Виталя домчался до старого парка за десять минут. Плевать, что сейчас не полночь, а белый день. Он бросил машину на дороге, не припарковав, а сам скачками помчался к дуплу. Сунув руку в шершавое тёплое нутро, Гранкин нащупал там записку, вытащил и развернул.
«Глубокоуважаемый В.С.! – выхватили солнечные лучи печатные строчки. – Мы рады, что нашли с вашей стороны полное понимание и получили поддержку. По прежнему терпеливо ждём от вас указанной суммы, о способах передачи которой дополнительно вам сообщим. Следите за внутренним состоянием этого дерева!
Ваша жена чувствует себя хорошо. Ей пришлись по душе ваши носочки, только она утверждает, что в этом сезоне такие не носят. В этом сезоне в моде полосатые гольфы с кисточками «а ля Буратино».
Ещё она просит вам передать, что к её возвращению вам следует приобрести ей новую шубу из норки, машину марки «Ламборгини» и домик во Флориде. Иначе она не вернётся!
Не переживайте за здоровье вашей жены. Её молока хватит на всех.
До встречи, очень приятной встречи, наш добрый друг!
Съешьте это письмо. Обязательно съешьте!»

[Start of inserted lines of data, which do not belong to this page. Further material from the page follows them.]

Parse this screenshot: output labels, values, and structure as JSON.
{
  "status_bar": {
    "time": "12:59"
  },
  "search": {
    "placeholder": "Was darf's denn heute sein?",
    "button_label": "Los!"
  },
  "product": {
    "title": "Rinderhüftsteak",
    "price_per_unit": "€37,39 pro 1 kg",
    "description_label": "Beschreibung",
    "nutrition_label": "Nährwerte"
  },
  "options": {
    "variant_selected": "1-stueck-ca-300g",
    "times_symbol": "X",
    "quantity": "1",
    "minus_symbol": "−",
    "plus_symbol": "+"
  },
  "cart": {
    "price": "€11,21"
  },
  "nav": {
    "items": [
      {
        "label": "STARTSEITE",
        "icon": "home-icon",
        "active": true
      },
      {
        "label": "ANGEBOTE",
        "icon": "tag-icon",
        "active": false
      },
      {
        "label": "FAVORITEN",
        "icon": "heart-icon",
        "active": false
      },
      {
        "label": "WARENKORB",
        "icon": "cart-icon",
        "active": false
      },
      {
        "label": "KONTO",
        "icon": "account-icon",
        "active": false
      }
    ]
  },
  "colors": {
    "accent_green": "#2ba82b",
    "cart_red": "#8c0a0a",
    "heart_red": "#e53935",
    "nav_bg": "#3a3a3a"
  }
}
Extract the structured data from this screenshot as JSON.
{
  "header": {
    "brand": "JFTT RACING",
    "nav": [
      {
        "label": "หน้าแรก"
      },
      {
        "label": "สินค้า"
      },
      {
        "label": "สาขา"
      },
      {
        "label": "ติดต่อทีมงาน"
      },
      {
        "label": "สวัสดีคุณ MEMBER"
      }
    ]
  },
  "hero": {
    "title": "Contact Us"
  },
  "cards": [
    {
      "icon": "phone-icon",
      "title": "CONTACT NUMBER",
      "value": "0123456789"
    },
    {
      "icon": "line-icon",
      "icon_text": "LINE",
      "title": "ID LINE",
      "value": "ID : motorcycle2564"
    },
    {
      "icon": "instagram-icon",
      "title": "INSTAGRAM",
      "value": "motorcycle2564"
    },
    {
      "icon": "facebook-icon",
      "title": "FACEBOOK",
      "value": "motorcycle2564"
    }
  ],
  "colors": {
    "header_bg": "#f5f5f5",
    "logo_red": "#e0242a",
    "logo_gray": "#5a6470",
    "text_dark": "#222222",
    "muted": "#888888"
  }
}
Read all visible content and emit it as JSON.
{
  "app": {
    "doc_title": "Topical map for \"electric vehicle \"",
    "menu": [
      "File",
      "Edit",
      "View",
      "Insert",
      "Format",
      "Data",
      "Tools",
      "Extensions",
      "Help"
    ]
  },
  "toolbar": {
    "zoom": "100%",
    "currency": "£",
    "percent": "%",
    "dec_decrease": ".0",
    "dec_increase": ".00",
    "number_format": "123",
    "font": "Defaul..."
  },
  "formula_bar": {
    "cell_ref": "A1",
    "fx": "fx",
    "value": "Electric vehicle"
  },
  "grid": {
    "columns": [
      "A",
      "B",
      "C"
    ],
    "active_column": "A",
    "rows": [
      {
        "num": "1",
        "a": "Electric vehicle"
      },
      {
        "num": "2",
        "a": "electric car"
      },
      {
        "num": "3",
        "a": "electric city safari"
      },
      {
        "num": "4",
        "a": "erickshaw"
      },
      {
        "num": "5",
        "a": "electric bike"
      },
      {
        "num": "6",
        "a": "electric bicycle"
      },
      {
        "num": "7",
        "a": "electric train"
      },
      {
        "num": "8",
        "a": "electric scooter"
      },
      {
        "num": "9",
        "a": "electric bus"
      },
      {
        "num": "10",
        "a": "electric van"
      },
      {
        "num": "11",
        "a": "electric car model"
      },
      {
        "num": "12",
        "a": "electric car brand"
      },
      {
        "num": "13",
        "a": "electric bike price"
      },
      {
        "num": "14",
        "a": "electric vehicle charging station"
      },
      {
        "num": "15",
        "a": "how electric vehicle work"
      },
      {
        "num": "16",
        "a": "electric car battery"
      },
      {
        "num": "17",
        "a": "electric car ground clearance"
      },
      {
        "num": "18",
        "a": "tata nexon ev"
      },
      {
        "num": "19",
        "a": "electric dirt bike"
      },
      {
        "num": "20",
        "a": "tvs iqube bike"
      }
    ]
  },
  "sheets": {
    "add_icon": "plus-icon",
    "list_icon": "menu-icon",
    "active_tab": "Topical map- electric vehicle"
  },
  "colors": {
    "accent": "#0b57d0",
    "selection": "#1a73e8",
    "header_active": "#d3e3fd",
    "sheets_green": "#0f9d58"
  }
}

Это письмо, как и прежние, источало тонкий дорогой аромат. Виталя затолкал его в рот, разжевал и проглотил, запивая собственными слезами.
Его Галка сошла с ума. Впрочем, чокнуться в тёмном сыром подвале немудрено. Ну ничего, денег, которые он заработает, хватит и на выкуп, и на шубу, и на эту, как её, «Ламборгини». И на гольфики хватит.
Вот только с домиком он уговорит её подождать.
Догадка
...Свадьбу играли в деревне. Галка сказала: «В городе разве свадьба? Так, церемония».
Виталя согласился, что в городе никакая не свадьба, а церемония, и после ЗАГСа они с Галкой, навьюченные сумками с продуктами, двинули на электричке в деревню.
Галкина мать продукты забраковала. «Ненатуральное всё», – пробурчала она и отправила коньяк, шампанское и консервы в подпол, а хлеб, колбасу и сыр скормила скотине.
В результате в знаменательный день на длиннющих столах, выставленных на улице, красовались домашние соленья, салатики из «своих» овощей, горы дымящихся пирожков, свинина «утром заколотая» и огромные бутыли с мутно-молочной самогонкой. Народу была тьма тьмущая, и Виталя сразу же потерял Галку в толпе одинаково крепких, румяных баб.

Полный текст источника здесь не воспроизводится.